Rituximab, a monoclonal antibody employed in antibody desensitization protocols, can persist up to 6 months in patient samples, and severely confounds the interpretation of B cell crossmatches. We reasoned that since the TAMS ELISA consists of a plastic matrix coated with murine “capture” antibody and donor MHC proteins, this assay should minimize the binding of extraneous antibodies like Rituximab that can bind to non-MHC related molecules on the surface of donor cells. To test this, normal human serum was spiked with low (10ug/ml), medium (100ug/ml) and high (1000ug/ml) concentrations of Rituximab , and tested for binding activity in the TAMS assay. At all Rituximab concentrations tested, detectable IgG binding was similar to the binding observed with the negative control serum that is included in the kit.

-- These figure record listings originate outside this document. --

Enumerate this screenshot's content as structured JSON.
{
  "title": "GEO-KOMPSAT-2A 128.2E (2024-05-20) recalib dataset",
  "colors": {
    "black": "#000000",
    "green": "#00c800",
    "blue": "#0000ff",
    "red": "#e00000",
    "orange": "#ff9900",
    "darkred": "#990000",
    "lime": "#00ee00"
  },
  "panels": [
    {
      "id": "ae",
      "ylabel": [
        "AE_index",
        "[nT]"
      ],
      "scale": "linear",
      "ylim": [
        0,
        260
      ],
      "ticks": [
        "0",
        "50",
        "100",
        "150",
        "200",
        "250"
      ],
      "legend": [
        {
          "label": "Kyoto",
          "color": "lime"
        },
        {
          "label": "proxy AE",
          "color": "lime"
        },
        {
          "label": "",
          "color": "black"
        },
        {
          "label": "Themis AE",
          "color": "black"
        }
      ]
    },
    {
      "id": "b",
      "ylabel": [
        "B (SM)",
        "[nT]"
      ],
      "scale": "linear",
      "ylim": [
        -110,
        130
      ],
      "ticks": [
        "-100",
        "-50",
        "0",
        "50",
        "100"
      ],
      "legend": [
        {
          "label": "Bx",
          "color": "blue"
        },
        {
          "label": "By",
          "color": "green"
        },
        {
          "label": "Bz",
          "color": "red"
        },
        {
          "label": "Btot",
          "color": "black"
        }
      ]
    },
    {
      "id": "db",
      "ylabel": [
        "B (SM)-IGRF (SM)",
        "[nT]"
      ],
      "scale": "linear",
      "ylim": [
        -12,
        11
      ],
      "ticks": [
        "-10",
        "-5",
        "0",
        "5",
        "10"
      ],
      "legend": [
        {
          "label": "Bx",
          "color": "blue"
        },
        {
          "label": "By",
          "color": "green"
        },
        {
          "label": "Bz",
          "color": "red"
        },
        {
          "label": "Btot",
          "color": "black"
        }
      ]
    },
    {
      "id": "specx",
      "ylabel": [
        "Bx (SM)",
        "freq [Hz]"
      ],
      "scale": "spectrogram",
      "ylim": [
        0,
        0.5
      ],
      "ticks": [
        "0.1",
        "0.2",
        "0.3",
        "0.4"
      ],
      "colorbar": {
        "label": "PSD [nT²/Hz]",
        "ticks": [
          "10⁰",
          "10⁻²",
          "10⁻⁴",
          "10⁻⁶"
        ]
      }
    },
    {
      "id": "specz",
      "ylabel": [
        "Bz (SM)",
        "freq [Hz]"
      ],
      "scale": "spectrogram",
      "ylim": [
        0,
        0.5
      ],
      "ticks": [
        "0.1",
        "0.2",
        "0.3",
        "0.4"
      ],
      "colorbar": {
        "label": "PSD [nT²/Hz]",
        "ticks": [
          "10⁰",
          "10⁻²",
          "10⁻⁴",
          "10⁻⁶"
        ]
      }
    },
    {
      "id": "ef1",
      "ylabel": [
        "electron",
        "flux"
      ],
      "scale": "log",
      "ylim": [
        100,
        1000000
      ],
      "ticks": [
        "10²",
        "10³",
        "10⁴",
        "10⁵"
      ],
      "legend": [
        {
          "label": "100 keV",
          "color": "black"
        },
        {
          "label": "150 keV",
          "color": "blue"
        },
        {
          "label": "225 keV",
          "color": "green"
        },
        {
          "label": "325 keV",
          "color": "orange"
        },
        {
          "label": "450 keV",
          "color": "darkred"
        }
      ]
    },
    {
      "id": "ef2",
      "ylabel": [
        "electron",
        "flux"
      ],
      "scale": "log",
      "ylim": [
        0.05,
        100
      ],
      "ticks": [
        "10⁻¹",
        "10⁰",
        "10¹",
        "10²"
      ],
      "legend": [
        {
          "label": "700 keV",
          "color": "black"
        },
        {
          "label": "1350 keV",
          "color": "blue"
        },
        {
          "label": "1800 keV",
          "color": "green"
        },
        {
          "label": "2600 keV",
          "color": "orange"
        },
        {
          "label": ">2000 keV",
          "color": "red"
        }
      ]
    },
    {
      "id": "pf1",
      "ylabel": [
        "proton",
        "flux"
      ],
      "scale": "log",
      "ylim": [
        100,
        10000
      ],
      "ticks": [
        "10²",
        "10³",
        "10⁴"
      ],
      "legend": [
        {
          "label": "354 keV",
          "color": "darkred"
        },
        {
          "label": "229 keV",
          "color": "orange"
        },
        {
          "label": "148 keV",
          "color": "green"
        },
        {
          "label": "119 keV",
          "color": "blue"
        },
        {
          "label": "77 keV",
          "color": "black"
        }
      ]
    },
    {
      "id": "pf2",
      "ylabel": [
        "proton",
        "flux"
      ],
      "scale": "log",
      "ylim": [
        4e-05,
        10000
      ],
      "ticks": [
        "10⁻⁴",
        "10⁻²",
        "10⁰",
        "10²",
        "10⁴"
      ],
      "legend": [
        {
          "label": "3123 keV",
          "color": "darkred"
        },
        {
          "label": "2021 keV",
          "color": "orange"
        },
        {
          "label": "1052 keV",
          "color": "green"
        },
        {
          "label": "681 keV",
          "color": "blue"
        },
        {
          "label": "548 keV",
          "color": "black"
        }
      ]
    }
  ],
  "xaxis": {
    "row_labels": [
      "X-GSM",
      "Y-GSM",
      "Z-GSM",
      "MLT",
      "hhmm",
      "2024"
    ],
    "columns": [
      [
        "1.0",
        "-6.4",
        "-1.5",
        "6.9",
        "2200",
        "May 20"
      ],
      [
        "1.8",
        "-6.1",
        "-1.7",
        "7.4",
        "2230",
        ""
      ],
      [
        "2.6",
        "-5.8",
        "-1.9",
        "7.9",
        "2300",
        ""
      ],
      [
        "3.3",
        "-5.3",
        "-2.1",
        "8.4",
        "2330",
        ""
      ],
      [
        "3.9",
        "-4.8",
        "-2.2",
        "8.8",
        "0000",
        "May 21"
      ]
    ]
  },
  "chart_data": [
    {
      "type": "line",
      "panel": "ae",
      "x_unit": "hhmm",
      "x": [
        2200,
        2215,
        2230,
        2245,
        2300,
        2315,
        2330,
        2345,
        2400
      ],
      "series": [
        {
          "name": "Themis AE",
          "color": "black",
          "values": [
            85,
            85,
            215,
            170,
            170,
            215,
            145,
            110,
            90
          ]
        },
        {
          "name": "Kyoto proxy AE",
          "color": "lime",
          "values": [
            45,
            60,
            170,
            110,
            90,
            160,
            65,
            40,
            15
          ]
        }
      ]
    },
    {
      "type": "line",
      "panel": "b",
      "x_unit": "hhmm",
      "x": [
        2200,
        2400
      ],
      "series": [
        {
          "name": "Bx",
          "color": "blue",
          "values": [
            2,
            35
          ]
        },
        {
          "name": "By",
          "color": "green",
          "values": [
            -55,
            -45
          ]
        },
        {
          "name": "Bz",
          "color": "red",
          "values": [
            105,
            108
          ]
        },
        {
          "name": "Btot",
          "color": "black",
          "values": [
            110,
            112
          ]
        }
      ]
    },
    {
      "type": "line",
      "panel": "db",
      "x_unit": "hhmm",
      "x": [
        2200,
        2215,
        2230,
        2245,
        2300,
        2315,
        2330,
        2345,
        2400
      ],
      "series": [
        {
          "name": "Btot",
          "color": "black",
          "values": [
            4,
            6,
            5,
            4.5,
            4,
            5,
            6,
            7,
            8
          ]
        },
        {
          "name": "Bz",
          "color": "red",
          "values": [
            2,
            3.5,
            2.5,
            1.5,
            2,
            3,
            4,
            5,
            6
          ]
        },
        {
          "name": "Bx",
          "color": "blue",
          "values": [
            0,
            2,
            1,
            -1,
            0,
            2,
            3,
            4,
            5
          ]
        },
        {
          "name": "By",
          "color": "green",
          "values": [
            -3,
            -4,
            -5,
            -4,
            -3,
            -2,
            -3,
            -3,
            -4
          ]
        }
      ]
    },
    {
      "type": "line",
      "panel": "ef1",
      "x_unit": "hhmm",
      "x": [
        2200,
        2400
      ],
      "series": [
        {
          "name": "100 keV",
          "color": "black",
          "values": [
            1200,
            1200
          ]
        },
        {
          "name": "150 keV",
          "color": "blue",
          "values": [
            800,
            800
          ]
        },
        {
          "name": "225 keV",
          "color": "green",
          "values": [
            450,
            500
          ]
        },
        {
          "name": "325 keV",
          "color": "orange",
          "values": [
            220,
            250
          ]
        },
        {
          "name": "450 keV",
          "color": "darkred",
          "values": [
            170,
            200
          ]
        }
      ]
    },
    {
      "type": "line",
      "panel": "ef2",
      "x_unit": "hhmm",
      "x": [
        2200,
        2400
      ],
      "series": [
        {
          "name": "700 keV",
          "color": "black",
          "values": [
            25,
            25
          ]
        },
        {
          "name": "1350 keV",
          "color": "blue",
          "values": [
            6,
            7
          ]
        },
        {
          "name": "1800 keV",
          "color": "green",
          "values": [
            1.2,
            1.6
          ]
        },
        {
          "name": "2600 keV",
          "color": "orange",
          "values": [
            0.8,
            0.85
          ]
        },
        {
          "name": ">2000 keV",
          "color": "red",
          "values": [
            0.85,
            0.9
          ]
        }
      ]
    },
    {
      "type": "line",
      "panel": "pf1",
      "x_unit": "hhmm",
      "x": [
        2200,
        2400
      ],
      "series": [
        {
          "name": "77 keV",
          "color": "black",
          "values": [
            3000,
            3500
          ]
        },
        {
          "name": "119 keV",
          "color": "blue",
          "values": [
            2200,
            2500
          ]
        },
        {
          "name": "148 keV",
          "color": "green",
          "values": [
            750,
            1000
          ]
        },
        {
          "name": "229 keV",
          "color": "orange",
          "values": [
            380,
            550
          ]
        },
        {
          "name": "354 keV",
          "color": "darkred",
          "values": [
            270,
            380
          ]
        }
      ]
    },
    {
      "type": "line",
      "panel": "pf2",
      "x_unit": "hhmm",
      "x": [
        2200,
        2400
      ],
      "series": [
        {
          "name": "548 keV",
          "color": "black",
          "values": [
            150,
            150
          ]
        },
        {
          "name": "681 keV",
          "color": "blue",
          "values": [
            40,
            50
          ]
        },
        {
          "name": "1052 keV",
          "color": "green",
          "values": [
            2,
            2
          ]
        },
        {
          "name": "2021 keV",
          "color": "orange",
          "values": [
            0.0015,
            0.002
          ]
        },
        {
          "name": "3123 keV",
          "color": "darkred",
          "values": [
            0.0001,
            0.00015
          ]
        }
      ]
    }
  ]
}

To further demonstrate lack of Rituximab interference in the TAMS assay, serum from 8 patients who exhibited varying degrees of alloantibody reactivity were selected for TAMS analysis. Either 10ul of Rituximab (100mg/ml) or 10ul PHS were added to 90ul patient serum. These spiked sera were tested for MHC Class I and II alloantibodies in the TAMS assay using lysate antigen from a single donor. The OD values did not differ by more than 10% for each sample, whether treated with drug or PHS. The TAMS assay has also been used to determine anti-donor MHC alloantibody in 2 patients who were treated with Rituximab during the early post transplant period. In both cases, donor-specific TMS results agree with PRA specificity results using solid-phase Luminex technology. We conclude that the TAMS assay offers a unique opportunity to easily determine the presence or absence of donor-reactivie MHC Class II alloantibodies in the presence of circulating Rituximab.